In this work we have extended the (constructive) Helena approach for modelling ensemble-based systems by a logic for specifying properties of ensembles. The logic should be useful for any kind of distributed system where cooperation is a central requirement. It is also useful for specifying allowed and forbidden scenarios which underlie use case driven approaches to software development. Our logic complements temporal logics, as used, e.g., in [8] for the verification of Helena models, since it focuses on interactions and scenarios. Of course, more case studies are still needed to validate the expressiveness of our logic.

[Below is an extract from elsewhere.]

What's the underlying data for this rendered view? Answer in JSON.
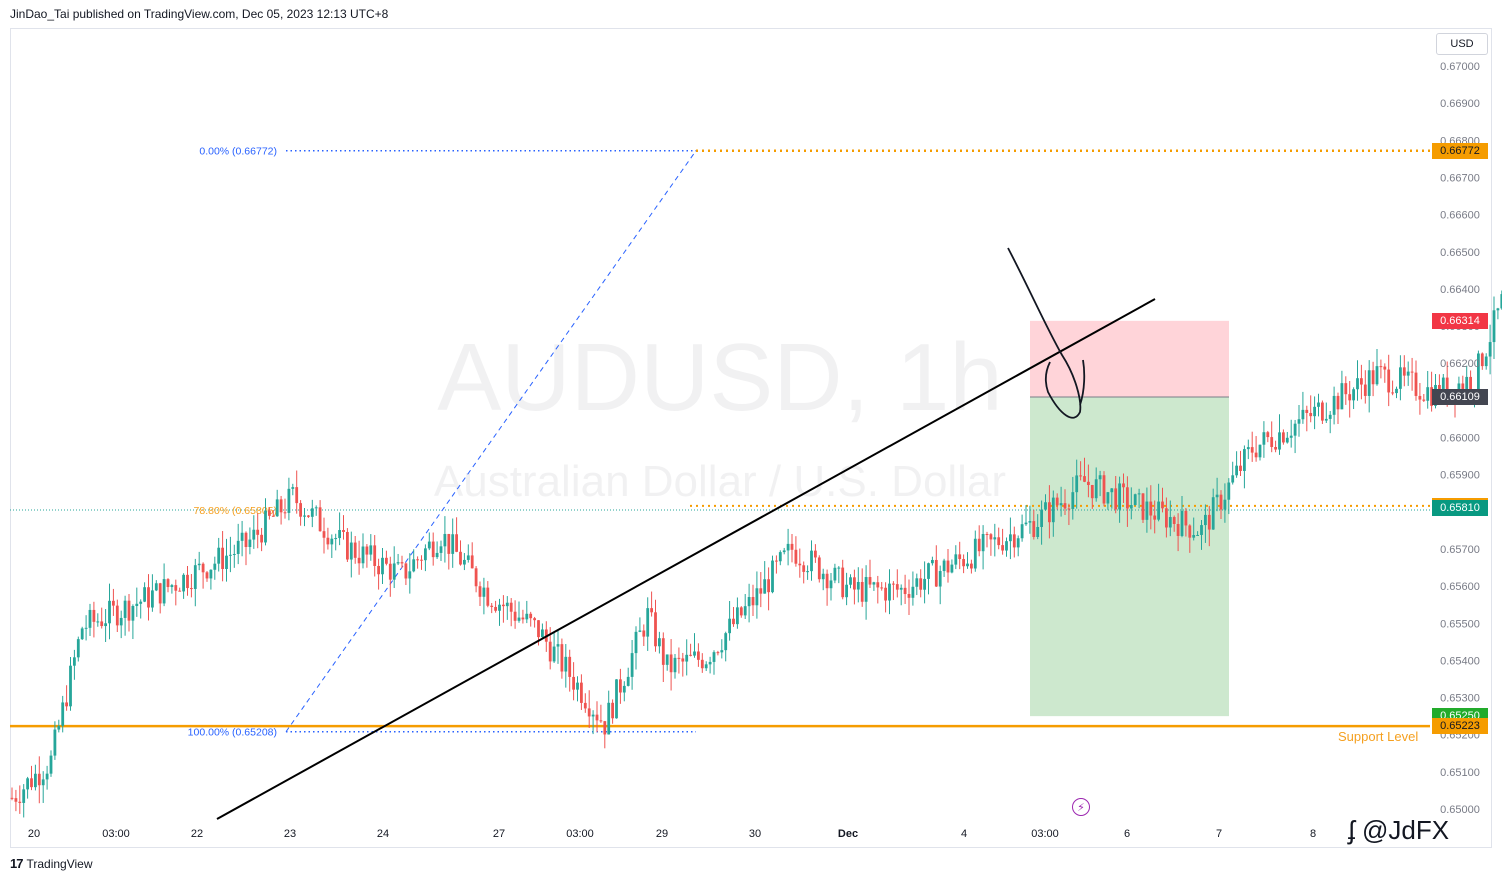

Our approach relies on a rigorous discrimination between syntax and semantics which allows us to study ensemble bisimulation and a correctness notion for ensemble realisations. Currently this correctness notion relies on synchronous message passing in (the semantics of) ensemble realisations. In future work this should be extended to support also asynchronous communication styles, like in [8, 12] or in asynchronous multiparty session types [10]. In contrast to our approach, the framework of multiparty session types is strongly influenced by the \(\pi \)-calculus. It is not aimed at a logic but at process algebraic descriptions of global interaction protocols from which realisations (in the form of sets of local types) can be extracted by projection. An approach to specifying multiparty sessions carrying a logical flavour is given by the global types in [2]. Such global types use also compound actions, like sequential composition and iteration, and, moreover, are able to specify unconstrained composition of parallel activities which would also be an issue for extension of our logic. But they rely on a fixed number of ensemble participants and do not support modalities and negation. Moreover, to the best of our knowledge, the session type formalisms do not distinguish between components and roles which is a crucial aspect of our approach.

Further aspects for future research are investigating methods for proving correctness of ensemble realisations and studying open ensembles and their composition by extending [6] to components. Currently an ensemble specification describes the behaviour of one kind of ensemble but we are also interested to incorporate possibilities for talking about different kinds of ensembles in the logic and in realisations.